O Presidente da República, António José Seguro, encerrou na passada sexta-feira a sua Presidência Aberta com uma visita emotiva aos concelhos de Leiria e da Marinha Grande. O roteiro foi marcado pelo contacto direto com famílias e empresas que ainda lutam para recuperar dos estragos causados pela tempestade de 28 de janeiro.
Em Leiria, o Chefe de Estado conheceu histórias de superação, como a do artista Ricardo Salanga, que, mesmo desalojado, encontrou na pintura uma forma de recomeço.
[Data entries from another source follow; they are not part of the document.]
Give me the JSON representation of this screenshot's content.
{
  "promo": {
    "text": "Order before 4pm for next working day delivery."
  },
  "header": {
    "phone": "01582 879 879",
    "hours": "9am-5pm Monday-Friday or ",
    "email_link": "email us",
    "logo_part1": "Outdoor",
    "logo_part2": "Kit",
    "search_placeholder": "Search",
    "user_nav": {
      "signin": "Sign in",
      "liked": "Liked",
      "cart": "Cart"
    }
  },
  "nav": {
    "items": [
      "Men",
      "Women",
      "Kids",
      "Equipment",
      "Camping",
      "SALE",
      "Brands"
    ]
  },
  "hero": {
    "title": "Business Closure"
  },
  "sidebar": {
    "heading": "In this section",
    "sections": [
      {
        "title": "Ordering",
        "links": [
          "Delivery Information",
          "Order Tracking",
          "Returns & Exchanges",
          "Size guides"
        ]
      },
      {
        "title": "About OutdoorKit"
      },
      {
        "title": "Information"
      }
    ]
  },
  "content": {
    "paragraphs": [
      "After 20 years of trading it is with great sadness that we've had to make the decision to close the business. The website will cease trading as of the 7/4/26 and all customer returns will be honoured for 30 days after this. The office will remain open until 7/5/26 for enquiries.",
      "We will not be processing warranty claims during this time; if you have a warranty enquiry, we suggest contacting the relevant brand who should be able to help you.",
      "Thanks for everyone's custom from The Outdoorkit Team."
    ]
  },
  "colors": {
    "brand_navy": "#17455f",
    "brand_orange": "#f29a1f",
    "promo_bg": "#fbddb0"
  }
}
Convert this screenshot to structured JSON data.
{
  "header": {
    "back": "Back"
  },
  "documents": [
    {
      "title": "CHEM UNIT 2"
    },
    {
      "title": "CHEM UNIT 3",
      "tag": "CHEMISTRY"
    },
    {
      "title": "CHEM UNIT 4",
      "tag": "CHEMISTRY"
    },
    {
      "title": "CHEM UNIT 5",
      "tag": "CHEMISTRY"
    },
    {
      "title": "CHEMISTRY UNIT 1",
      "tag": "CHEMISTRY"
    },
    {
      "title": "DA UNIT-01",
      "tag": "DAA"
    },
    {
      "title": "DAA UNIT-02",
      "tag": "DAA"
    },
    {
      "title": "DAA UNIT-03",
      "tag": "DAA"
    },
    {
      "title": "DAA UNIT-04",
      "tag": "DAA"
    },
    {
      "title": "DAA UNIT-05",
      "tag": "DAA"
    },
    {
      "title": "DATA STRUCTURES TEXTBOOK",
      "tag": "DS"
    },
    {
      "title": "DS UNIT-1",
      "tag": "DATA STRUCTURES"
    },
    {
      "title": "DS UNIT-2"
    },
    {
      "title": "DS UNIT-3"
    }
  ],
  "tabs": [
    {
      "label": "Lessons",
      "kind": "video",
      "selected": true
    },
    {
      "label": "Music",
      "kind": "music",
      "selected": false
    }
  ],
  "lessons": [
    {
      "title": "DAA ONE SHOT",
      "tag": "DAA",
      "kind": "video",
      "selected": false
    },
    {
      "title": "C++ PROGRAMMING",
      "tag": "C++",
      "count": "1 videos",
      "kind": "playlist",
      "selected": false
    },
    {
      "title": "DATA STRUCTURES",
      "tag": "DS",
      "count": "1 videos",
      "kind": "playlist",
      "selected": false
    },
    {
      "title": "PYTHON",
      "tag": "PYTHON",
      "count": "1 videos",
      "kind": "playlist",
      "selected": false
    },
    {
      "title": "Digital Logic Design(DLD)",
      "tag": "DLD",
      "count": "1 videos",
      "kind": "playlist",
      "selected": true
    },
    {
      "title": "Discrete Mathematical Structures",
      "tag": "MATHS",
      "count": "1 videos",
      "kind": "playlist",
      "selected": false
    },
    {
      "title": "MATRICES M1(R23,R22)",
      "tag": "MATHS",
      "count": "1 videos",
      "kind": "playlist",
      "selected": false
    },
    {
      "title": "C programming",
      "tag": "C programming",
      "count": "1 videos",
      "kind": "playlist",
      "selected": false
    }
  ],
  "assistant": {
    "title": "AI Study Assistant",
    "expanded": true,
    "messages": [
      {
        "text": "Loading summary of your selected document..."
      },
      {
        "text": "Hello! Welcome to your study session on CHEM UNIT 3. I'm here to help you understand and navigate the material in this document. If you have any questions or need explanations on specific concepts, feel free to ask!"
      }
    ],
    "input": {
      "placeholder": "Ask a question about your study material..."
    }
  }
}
O Presidente elogiou o modelo de resposta municipal “Reerguer Leiria”, sugerindo que a centralização de serviços no Mercado Santana deve servir de exemplo nacional para futuras situações de crise. A visita incluiu ainda passagens pela Escola de Marrazes, onde os danos nos equipamentos desportivos ainda são visíveis.
Já no litoral, na Praia da Vieira, o cenário foi de maior tensão, com os moradores a partilharem a sua frustração perante a erosão costeira e a demora nas respostas institucionais. Na Mata Nacional de Leiria, o cenário de destruição florestal é também severo, com o ICNF a destacar a queda de árvores históricas devido à violência dos ventos da depressão Kristin.
A jornada terminou no setor industrial da Marinha Grande, com uma visita à Empresa Industrial da Borracha. A unidade, que perdeu mais de dois mil painéis solares e sofreu danos graves nos seus pavilhões, simboliza o desafio das empresas locais que, apesar dos custos acrescidos e das quebras na produção, mantêm o esforço de reorganização para garantir a continuidade da atividade económica na região.